Attempt proof : In the following we use two version of the Hahn-Banach Theorem that can be found on the wikipedia page If $x\notin D$, then by Hahn-Banach, since $\{x\}$ is compact convex and $D$ is closed convex we get the desired separation, otherwise $x$ is in the relative boundary of $D$, from this we get that $\mathrm{span}(D-x)$ is a topological vector space that we can endow with the subspace topology, in that topology $\mathrm{Int}(D-x)$ is non empty and $0\notin \mathrm{Int}(D-x)$ therefore we can apply a version of Hahn-Banach (first one on the link above) to get the desired functional. The reason why I think that $\mathrm{Int}(D-x)$ is non empty and $0\notin \mathrm{Int}(D-x)$ is because I believe that in that topology $\mathrm{ri}(D-x)=\mathrm{Int}(D-x)$, and the relative interior of a non empty closed set is non empty, but I have difficulties proving both those statements.
I have also tried a different approach on which I wrote something here, if the property mentioned there is true, then it is easy to show that if $x$ is in the relative boundary of $D$, then $x$ is strictly separated from $\mathrm{ri}(D)$ by a continuous linear functional.

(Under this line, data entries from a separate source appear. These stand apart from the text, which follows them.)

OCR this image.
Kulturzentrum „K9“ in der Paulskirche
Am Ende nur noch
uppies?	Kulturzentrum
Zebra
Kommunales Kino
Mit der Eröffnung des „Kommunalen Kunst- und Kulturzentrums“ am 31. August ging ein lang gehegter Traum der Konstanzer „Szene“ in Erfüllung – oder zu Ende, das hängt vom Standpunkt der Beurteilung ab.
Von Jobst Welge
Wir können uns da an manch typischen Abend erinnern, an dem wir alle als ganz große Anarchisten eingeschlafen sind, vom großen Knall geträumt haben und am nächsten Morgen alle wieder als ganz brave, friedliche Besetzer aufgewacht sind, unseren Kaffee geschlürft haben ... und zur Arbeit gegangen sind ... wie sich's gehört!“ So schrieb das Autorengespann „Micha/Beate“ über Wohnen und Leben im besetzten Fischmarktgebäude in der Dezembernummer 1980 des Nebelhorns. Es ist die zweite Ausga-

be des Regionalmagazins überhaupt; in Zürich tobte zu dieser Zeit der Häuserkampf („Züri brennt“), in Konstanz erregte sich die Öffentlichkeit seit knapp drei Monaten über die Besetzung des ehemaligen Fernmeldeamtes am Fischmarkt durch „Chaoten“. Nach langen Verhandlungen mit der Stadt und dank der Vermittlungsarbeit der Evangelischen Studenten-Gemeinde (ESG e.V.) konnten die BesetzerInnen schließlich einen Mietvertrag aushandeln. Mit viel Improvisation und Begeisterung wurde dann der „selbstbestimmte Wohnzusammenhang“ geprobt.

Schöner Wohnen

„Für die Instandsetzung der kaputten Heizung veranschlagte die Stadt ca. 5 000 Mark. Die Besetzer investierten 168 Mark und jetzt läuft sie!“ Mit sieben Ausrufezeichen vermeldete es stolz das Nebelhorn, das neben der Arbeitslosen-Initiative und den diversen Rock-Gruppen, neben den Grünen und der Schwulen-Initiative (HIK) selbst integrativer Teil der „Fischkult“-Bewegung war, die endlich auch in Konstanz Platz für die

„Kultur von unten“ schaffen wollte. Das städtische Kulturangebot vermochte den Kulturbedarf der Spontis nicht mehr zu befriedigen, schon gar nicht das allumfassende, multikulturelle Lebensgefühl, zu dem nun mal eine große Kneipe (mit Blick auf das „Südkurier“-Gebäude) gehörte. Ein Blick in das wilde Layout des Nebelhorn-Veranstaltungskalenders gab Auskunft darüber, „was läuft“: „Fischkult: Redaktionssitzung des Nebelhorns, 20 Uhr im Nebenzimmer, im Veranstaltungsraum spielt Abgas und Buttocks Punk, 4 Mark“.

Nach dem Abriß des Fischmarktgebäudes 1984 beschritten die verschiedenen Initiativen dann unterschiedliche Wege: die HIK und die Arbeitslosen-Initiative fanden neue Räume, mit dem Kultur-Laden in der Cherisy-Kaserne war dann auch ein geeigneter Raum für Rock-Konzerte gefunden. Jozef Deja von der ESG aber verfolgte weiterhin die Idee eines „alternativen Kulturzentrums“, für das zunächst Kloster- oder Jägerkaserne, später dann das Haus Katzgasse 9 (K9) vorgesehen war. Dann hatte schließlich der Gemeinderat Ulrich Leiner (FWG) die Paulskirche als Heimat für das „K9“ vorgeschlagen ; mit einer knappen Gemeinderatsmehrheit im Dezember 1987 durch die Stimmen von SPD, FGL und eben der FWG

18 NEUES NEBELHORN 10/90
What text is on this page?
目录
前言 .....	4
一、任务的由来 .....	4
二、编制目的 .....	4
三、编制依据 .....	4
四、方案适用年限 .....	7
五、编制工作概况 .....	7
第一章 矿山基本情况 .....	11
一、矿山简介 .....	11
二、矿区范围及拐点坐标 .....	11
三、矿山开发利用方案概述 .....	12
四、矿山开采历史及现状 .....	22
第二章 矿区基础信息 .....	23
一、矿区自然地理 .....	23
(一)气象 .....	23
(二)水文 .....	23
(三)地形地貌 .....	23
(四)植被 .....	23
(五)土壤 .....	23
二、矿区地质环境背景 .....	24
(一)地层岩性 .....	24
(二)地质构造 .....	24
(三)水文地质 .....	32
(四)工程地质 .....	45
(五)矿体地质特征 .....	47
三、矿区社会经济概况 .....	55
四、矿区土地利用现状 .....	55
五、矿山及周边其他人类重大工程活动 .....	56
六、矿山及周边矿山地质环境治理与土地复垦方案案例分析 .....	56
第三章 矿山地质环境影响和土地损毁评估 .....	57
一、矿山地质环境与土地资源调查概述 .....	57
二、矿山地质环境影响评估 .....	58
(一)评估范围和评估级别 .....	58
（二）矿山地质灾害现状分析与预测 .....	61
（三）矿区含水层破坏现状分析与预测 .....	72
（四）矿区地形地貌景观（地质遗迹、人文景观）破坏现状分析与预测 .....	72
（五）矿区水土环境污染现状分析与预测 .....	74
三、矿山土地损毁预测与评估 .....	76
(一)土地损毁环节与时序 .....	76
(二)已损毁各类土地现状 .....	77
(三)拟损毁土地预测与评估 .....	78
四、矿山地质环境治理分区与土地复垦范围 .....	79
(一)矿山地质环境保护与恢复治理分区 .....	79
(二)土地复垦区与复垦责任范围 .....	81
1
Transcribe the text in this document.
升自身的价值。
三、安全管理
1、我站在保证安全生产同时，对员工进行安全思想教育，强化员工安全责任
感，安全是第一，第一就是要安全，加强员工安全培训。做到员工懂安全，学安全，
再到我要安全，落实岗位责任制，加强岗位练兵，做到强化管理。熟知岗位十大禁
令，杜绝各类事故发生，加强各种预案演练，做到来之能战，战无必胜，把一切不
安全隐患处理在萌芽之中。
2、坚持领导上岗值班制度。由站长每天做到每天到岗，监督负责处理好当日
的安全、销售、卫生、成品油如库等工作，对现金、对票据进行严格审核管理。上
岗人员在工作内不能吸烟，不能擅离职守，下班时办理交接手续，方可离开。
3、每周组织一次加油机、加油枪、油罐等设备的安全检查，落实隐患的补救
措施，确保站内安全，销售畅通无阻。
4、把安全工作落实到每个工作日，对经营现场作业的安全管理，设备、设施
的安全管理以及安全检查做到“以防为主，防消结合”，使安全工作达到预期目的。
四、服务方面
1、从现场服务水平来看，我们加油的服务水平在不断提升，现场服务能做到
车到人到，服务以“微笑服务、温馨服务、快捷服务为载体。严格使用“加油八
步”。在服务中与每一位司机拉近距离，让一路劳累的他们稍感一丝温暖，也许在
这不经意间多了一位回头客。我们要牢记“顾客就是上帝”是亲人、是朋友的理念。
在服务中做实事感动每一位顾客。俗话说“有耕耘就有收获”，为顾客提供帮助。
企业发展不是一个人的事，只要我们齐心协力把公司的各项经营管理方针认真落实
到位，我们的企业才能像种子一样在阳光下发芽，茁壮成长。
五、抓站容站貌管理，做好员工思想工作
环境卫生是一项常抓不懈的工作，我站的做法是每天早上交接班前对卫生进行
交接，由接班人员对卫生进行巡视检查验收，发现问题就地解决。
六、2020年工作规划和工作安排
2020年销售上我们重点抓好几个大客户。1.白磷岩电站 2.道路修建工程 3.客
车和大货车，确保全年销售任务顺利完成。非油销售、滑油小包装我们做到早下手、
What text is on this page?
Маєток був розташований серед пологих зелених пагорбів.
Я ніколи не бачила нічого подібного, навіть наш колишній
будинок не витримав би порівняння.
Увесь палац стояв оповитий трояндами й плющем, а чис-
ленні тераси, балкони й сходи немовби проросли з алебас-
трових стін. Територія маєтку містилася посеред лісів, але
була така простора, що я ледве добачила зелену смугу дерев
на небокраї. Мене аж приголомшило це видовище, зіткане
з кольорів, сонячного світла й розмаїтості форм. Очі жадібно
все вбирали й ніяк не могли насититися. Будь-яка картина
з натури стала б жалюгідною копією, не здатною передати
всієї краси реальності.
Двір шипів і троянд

Example 1 : Let $C$ be the set of all probability distribution over $\mathbb N$, as a metric we use $\| p-q \|_{\mathrm{TV}}=\sup_{A\subseteq \mathbb N} |p(A)-q(A)|$, let $f$ be the expectation, that is $\forall p\in C$, $f(p)=\sum_{i\in\mathbb N} i p(i)$. Let $F=\{ p\in C : f(p) < \infty \}$, then $F$ satisfies the property of Definition 1 but is not closed. Indeed if $x\in F$ and $y,z\in C$ with $x\in]y,z[$, then there is $\lambda\in ]0,1[$ such that $x=\lambda y+(1-\lambda)z$ and by linearity $f(x)=\lambda f(y)+(1-\lambda)f(z)$ which forces $f(y)<\infty$ and $f(z)<\infty$. Now it is not closed since for any $x\in C\setminus F$, we can build a sequence of distribution in $F$ : $x_n(i)=\frac{\mathbb 1(i\leq n) x(i)}{\sum_{i=1}^n x(i)}$ that converges to $x$. So the closure of $F$ is $C$.